И это помогает нам догадаться, почему мои неуклюжие попытки сделать еврейскую культуру доступной для меня же самого встречали в семинарии столь враждебный прием. Думаю, мои учителя справедливо обижались на высокомерное предположение, будто еврейскую культуру следует либо оправдывать в глазах «Кеньон ревью», либо отрицать ее ценность. И все равно я — воспитанный, как говорится, в «хорошей еврейской семье», в принципе свободно владеющий идишем и ивритом, высокообразованный (по американским меркам) в области еврейской культуры и жаждущий постичь «все лучшие мысли и знания, какие только есть на свете» — полагал, что не могу приблизиться к еврейской культуре никаким другим путем. Со своей стороны, мои учителя справедливо считали, что категории, которые я хотел применить, чтобы понять эту культуру для себя, уводили бы меня от нее, в конечном итоге, гораздо больше, чем вносили бы в него ясность. Та самая черта, которую я во всех них презирал — их тотальная погруженность в свой предмет, их неспособность взглянуть на него со стороны и объективно, их нежелание даже признать возможность отстраненности, — была единственным ключом к подлинному пониманию еврейства.

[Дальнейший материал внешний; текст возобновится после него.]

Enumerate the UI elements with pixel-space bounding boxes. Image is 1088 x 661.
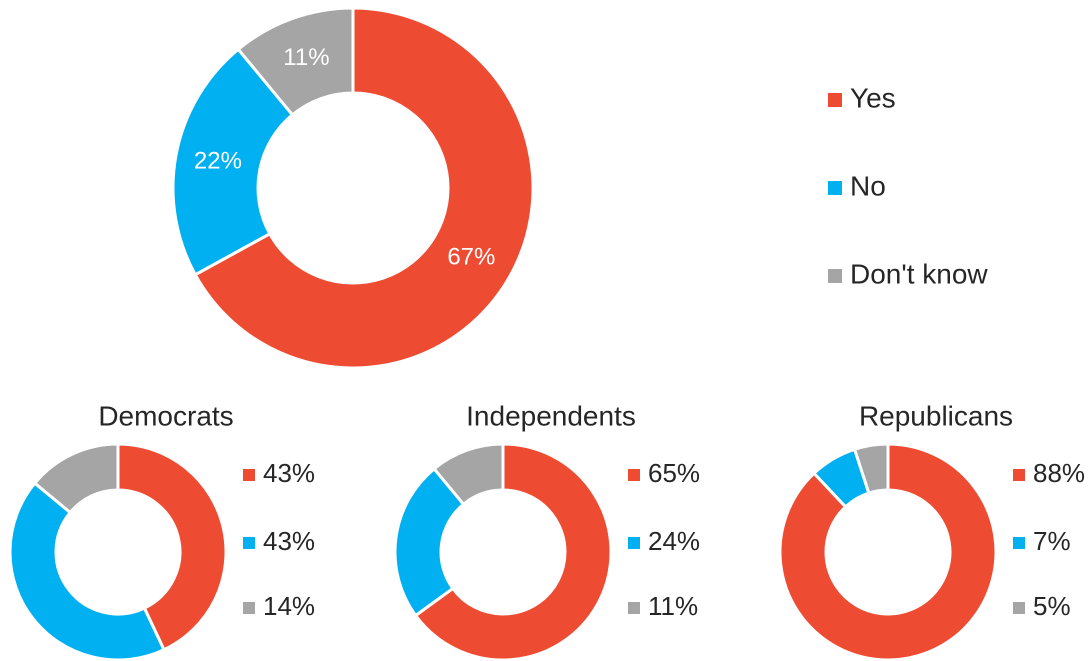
legend-label: 43% <box>263 526 315 556</box>
legend-label: 14% <box>263 591 315 621</box>
donut-segment <box>116 442 228 652</box>
legend-label: Yes <box>850 82 896 113</box>
legend-label: 5% <box>1033 591 1071 621</box>
chart-title: Republicans <box>859 400 1013 431</box>
legend-swatch <box>828 93 842 107</box>
legend-label: 24% <box>648 526 700 556</box>
legend-label: 43% <box>263 458 315 488</box>
legend-swatch <box>1013 537 1025 549</box>
donut-segment <box>8 481 166 661</box>
donut-segment <box>32 442 120 515</box>
legend-label: 11% <box>648 591 698 621</box>
legend-swatch <box>1013 602 1025 614</box>
donut-segment <box>171 47 295 277</box>
donut-segment <box>852 442 890 495</box>
data-label: 67% <box>447 243 495 270</box>
chart-title: Democrats <box>98 400 233 431</box>
legend-swatch <box>628 602 640 614</box>
legend-swatch <box>1013 469 1025 481</box>
legend-swatch <box>243 602 255 614</box>
donut-segment <box>432 442 505 507</box>
legend-label: Don't know <box>850 258 988 289</box>
data-label: 11% <box>283 44 329 71</box>
legend-label: No <box>850 170 886 201</box>
legend-swatch <box>628 469 640 481</box>
legend-swatch <box>828 269 842 283</box>
legend-swatch <box>243 469 255 481</box>
legend-label: 65% <box>648 458 700 488</box>
donut-segment <box>236 6 355 117</box>
donut-segment <box>778 442 998 661</box>
donut-segment <box>193 6 535 370</box>
donut-segment <box>413 442 613 661</box>
legend-swatch <box>243 537 255 549</box>
legend-label: 88% <box>1033 458 1085 488</box>
legend-swatch <box>828 181 842 195</box>
chart-title: Independents <box>466 400 636 431</box>
legend-label: 7% <box>1033 526 1071 556</box>
data-label: 22% <box>194 148 242 175</box>
legend-swatch <box>628 537 640 549</box>
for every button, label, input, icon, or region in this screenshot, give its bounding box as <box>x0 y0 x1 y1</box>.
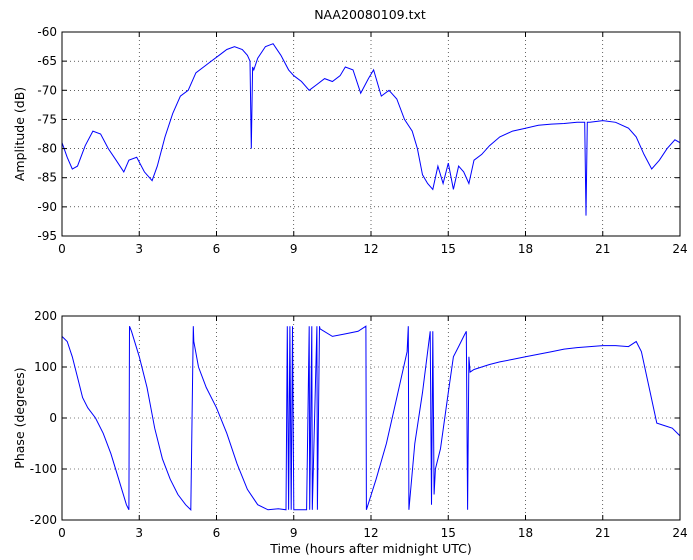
x-tick-label: 0 <box>58 526 66 540</box>
x-tick-label: 3 <box>135 526 143 540</box>
x-tick-label: 9 <box>290 242 298 256</box>
y-tick-label: -200 <box>30 513 57 527</box>
y-tick-label: -80 <box>37 142 57 156</box>
y-tick-label: 0 <box>49 411 57 425</box>
x-tick-label: 18 <box>518 526 533 540</box>
y-tick-label: -100 <box>30 462 57 476</box>
x-tick-label: 18 <box>518 242 533 256</box>
x-tick-label: 21 <box>595 526 610 540</box>
y-tick-label: -75 <box>37 112 57 126</box>
x-tick-label: 12 <box>363 526 378 540</box>
chart-title: NAA20080109.txt <box>314 7 426 22</box>
y-tick-label: -90 <box>37 200 57 214</box>
x-tick-label: 15 <box>441 526 456 540</box>
y-tick-label: 100 <box>34 360 57 374</box>
x-tick-label: 12 <box>363 242 378 256</box>
y-tick-label: -70 <box>37 83 57 97</box>
y-tick-label: -65 <box>37 54 57 68</box>
x-tick-label: 6 <box>213 242 221 256</box>
y-tick-label: -95 <box>37 229 57 243</box>
y-axis-label: Phase (degrees) <box>12 367 27 468</box>
x-axis-label: Time (hours after midnight UTC) <box>269 541 471 556</box>
y-tick-label: -60 <box>37 25 57 39</box>
x-tick-label: 21 <box>595 242 610 256</box>
y-tick-label: 200 <box>34 309 57 323</box>
series-line-0 <box>61 325 681 511</box>
x-tick-label: 24 <box>672 526 687 540</box>
phase-axes: 0 3 6 9 12 15 18 21 24 -200 -100 0 100 200 Phase (degr… <box>12 309 688 556</box>
y-axis-label: Amplitude (dB) <box>12 87 27 181</box>
x-tick-label: 15 <box>441 242 456 256</box>
x-tick-label: 0 <box>58 242 66 256</box>
x-tick-label: 3 <box>135 242 143 256</box>
x-tick-label: 6 <box>213 526 221 540</box>
series-line-0 <box>61 43 681 216</box>
amplitude-axes: 0 3 6 9 12 15 18 21 24 -95 -90 -85 -80 -75 -70 -65 -60 Am… <box>12 25 688 256</box>
y-tick-label: -85 <box>37 171 57 185</box>
x-tick-label: 24 <box>672 242 687 256</box>
x-tick-label: 9 <box>290 526 298 540</box>
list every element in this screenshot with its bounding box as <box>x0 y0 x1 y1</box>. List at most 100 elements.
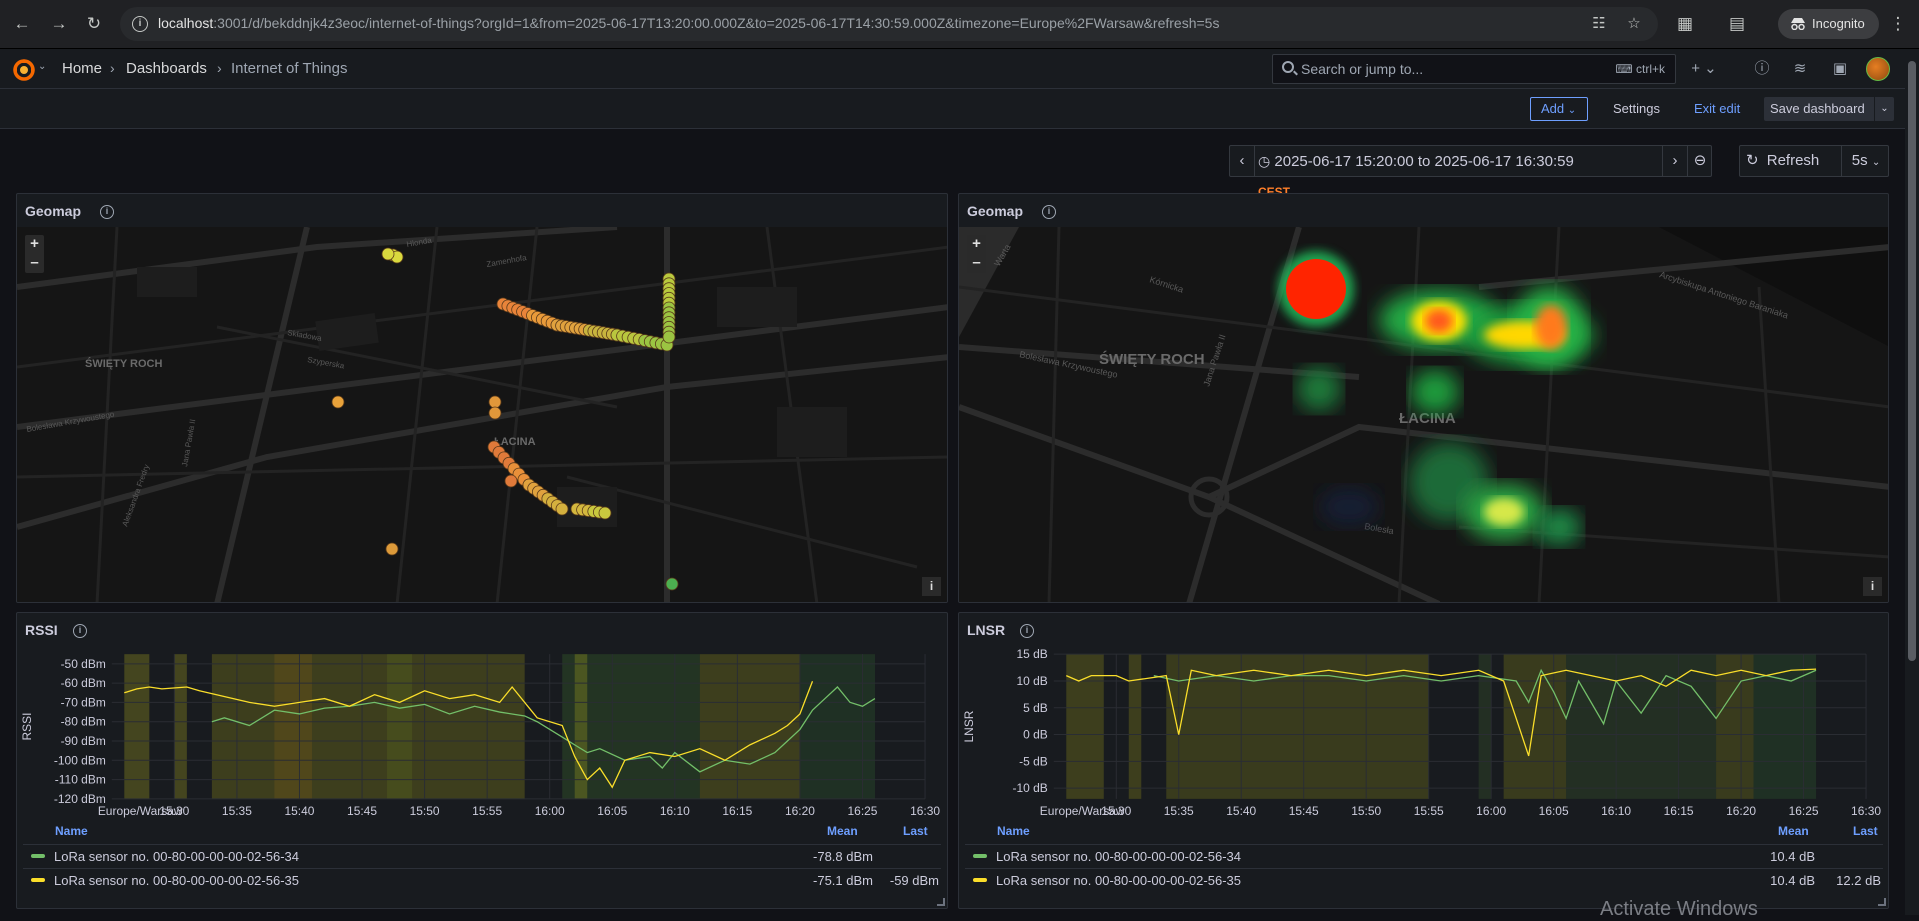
map-attribution-button[interactable]: i <box>922 577 941 596</box>
time-picker: ‹ ◷ 2025-06-17 15:20:00 to 2025-06-17 16… <box>1229 145 1712 199</box>
breadcrumb-home[interactable]: Home <box>62 60 103 77</box>
legend-header-last[interactable]: Last <box>1853 824 1878 838</box>
map-zoom-control: + – <box>25 235 44 273</box>
y-tick-label: -70 dBm <box>61 695 106 709</box>
panel-resize-handle[interactable] <box>1878 898 1886 906</box>
kiosk-mode-icon[interactable]: ▣ <box>1832 60 1848 77</box>
threshold-band <box>699 654 800 799</box>
series-line[interactable] <box>1066 668 1817 757</box>
timezone-label: Europe/Warsaw <box>1040 804 1125 818</box>
zoom-in-button[interactable]: + <box>972 235 981 252</box>
refresh-interval-dropdown[interactable]: 5s ⌄ <box>1851 152 1881 169</box>
browser-menu-icon[interactable]: ⋮ <box>1889 14 1907 33</box>
legend-row[interactable]: LoRa sensor no. 00-80-00-00-00-02-56-34 … <box>23 844 941 868</box>
timezone-label: Europe/Warsaw <box>98 804 183 818</box>
y-axis-label: RSSI <box>20 713 34 741</box>
legend-header-mean[interactable]: Mean <box>827 824 858 838</box>
chevron-down-icon: ⌄ <box>1567 105 1577 116</box>
mega-menu-chevron-icon[interactable]: ⌄ <box>38 61 47 72</box>
back-arrow-icon[interactable]: ← <box>13 14 31 33</box>
x-tick-label: 16:05 <box>1539 804 1569 818</box>
panel-info-icon[interactable]: i <box>73 624 87 638</box>
help-icon[interactable]: ⓘ <box>1754 60 1770 77</box>
news-feed-icon[interactable]: ≋ <box>1793 60 1807 77</box>
legend-header-mean[interactable]: Mean <box>1778 824 1809 838</box>
breadcrumb-dashboards[interactable]: Dashboards <box>126 60 207 77</box>
map-base-layer: ŚWIĘTY ROCH ŁACINA Jana Pawła II Bolesława … <box>17 227 947 602</box>
exit-edit-button[interactable]: Exit edit <box>1694 101 1741 116</box>
translate-icon[interactable]: ☷ <box>1592 15 1606 32</box>
panel-info-icon[interactable]: i <box>1020 624 1034 638</box>
sensor-track-points <box>331 247 679 591</box>
track-point <box>331 395 345 409</box>
x-tick-label: 16:20 <box>785 804 815 818</box>
search-input[interactable]: Search or jump to... ⌨ ctrl+k <box>1272 54 1676 84</box>
scrollbar-thumb[interactable] <box>1908 61 1916 661</box>
bookmark-star-icon[interactable]: ☆ <box>1627 15 1641 32</box>
legend-swatch <box>31 854 45 858</box>
panel-title[interactable]: RSSI <box>25 622 58 638</box>
time-range-button[interactable]: ◷ 2025-06-17 15:20:00 to 2025-06-17 16:3… <box>1258 146 1598 199</box>
zoom-in-button[interactable]: + <box>30 235 39 252</box>
grafana-logo-icon[interactable] <box>12 58 36 82</box>
time-back-chevron-icon[interactable]: ‹ <box>1239 152 1245 169</box>
series-line[interactable] <box>211 686 876 773</box>
breadcrumb-separator-icon: › <box>217 60 222 76</box>
browser-toolbar: ← → ↻ i localhost:3001/d/bekddnjk4z3eoc/… <box>0 0 1919 49</box>
panel-title[interactable]: LNSR <box>967 622 1006 638</box>
threshold-band <box>1753 654 1817 799</box>
map-canvas[interactable]: ŚWIĘTY ROCH ŁACINA Jana Pawła II Bolesława … <box>959 227 1888 602</box>
track-point <box>555 502 569 516</box>
lnsr-chart[interactable]: 15 dB 10 dB 5 dB 0 dB -5 dB -10 dB 15:30 15:35 1… <box>959 646 1888 826</box>
track-point <box>381 247 395 261</box>
time-forward-chevron-icon[interactable]: › <box>1672 152 1678 169</box>
map-label: Jana Pawła II <box>1201 333 1227 387</box>
panel-title[interactable]: Geomap <box>25 203 82 219</box>
forward-arrow-icon[interactable]: → <box>50 14 68 33</box>
map-label: ŁACINA <box>494 436 536 448</box>
refresh-button[interactable]: ↻ Refresh <box>1746 152 1820 169</box>
save-dashboard-button[interactable]: Save dashboard ⌄ <box>1764 97 1894 121</box>
threshold-band <box>1503 654 1567 799</box>
legend-row[interactable]: LoRa sensor no. 00-80-00-00-00-02-56-34 … <box>965 844 1883 868</box>
legend-row[interactable]: LoRa sensor no. 00-80-00-00-00-02-56-35 … <box>23 868 941 892</box>
series-line[interactable] <box>1153 668 1817 726</box>
series-line[interactable] <box>124 680 814 789</box>
add-button[interactable]: Add ⌄ <box>1530 97 1588 121</box>
reload-icon[interactable]: ↻ <box>86 14 102 33</box>
page-scrollbar[interactable] <box>1905 49 1919 915</box>
legend-swatch <box>973 854 987 858</box>
incognito-badge[interactable]: Incognito <box>1778 9 1879 39</box>
settings-button[interactable]: Settings <box>1613 101 1660 116</box>
zoom-out-time-icon[interactable]: ⊖ <box>1693 152 1707 169</box>
legend-header-name[interactable]: Name <box>55 824 88 838</box>
address-bar[interactable]: i localhost:3001/d/bekddnjk4z3eoc/intern… <box>120 7 1658 41</box>
map-canvas[interactable]: ŚWIĘTY ROCH ŁACINA Jana Pawła II Bolesława … <box>17 227 947 602</box>
zoom-out-button[interactable]: – <box>972 254 981 271</box>
zoom-out-button[interactable]: – <box>30 254 39 271</box>
extensions-icon[interactable]: ▦ <box>1676 14 1694 33</box>
media-control-icon[interactable]: ▤ <box>1728 14 1746 33</box>
panel-resize-handle[interactable] <box>937 898 945 906</box>
url-text[interactable]: localhost:3001/d/bekddnjk4z3eoc/internet… <box>158 15 1220 31</box>
user-avatar[interactable] <box>1866 57 1890 81</box>
map-label: Bolesła <box>1364 521 1395 536</box>
y-tick-label: -90 dBm <box>61 734 106 748</box>
rssi-timeseries-panel: RSSI i -50 dBm -60 dBm -70 dBm -80 dBm -90 d… <box>16 612 948 909</box>
panel-title[interactable]: Geomap <box>967 203 1024 219</box>
legend-swatch <box>31 878 45 882</box>
panel-info-icon[interactable]: i <box>1042 205 1056 219</box>
new-plus-icon[interactable]: + ⌄ <box>1691 60 1717 77</box>
os-activation-watermark: Activate Windows <box>1600 898 1758 920</box>
panel-info-icon[interactable]: i <box>100 205 114 219</box>
map-attribution-button[interactable]: i <box>1863 577 1882 596</box>
save-options-chevron-icon[interactable]: ⌄ <box>1874 97 1894 121</box>
legend-row[interactable]: LoRa sensor no. 00-80-00-00-00-02-56-35 … <box>965 868 1883 892</box>
geomap-panel-heatmap: Geomap i ŚWIĘTY ROCH ŁACINA Jana Pawła II B… <box>958 193 1889 603</box>
legend-header-name[interactable]: Name <box>997 824 1030 838</box>
site-info-icon[interactable]: i <box>132 16 148 32</box>
x-tick-label: 15:35 <box>1164 804 1194 818</box>
heatmap-layer <box>1278 251 1594 545</box>
legend-header-last[interactable]: Last <box>903 824 928 838</box>
rssi-chart[interactable]: -50 dBm -60 dBm -70 dBm -80 dBm -90 dBm -100 … <box>17 646 947 826</box>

Для них не могло быть никакой разницы между пониманием еврейской культуры и приверженностью судьбе еврейского народа: собственно, к пониманию они стремились именно для того, чтобы упрочить в себе эту приверженность. Вся еврейская культура была биографией их собственных душ, была им дороже, чем даже их собственные души. Вероятно, у них было чувство, что приравнять Йеуду Галеви к Джону Донну — значит, от него отмахнуться, не принять вызов: ну кто бы отдал жизнь за Джона Донна? Ведь, на их взгляд, каждый еврейский писатель вновь и вновь бросал им один и тот же вызов: что ты намерен делать, раз уж ты еврей? Могло ли творчество Бялика пробудить во мне какой‑то отклик, если этот вопрос не был мне особо интересен? В том, что касалось литературы вообще, прав был я: литература — одновременно нечто большее и нечто меньшее, чем призыв к действию; и в ссоре со своими учителями я был бы прав, если бы речь шла о любой другой литературе, за исключением этой. Истина в том, что ивритская литература и идишская литература не такие, как все прочие литературы, и изучать их, судить о них следует иначе. Открывать свои сокровища они соглашаются только на собственных, весьма нестандартных условиях. Хорошо это или плохо, но им свойственна та же уникальность, что и людям, которыми и для которых они создавались.

В своем введении Хау и Гринберг блестяще пишут об идишской литературе. Они сообщают, что у нее есть особые свойства — в первую очередь любовь и нежность, — с которыми нам следует ознакомиться. Они рекомендуют идишскую литературу как своего рода противовес той литературе кризиса, которую все мы обожаем, они считают, что идишская литература не нуждается в других рекомендациях, кроме совета воспринимать ее как противоположность в диалектике вкусов современного человека. Они даже обиняками сообщают, ведь они кристально честны, что эта литература неизбежно, целенаправленно, порой агрессивно узколобая, что создавалась она для читателей, которых, столь же глубоко, как и писателей, интересовала ее единственная тема — вопрос о значении еврейства. Они указывают, что эта литература сосредоточена исключительно на судьбе народа, причем так деспотично и неумолимо, что в ней нет места для интереса к герою как индивидуальности; и признают, что почти все мы читаем художественную литературу прежде всего потому, что нам хочется лицезреть индивидуального героя в его вечной борьбе с обществом. Разумеется, это равносильно признанию, что эти рассказы не могут привлечь наше внимание — внимание читателей художественной литературы, но Хау и Гринберг уговаривают нас ненадолго поверить, что человек с искушенным вкусом, осознав, почему так все сложилось, не откажется приобщиться к новому для себя опыту. Может быть, может быть.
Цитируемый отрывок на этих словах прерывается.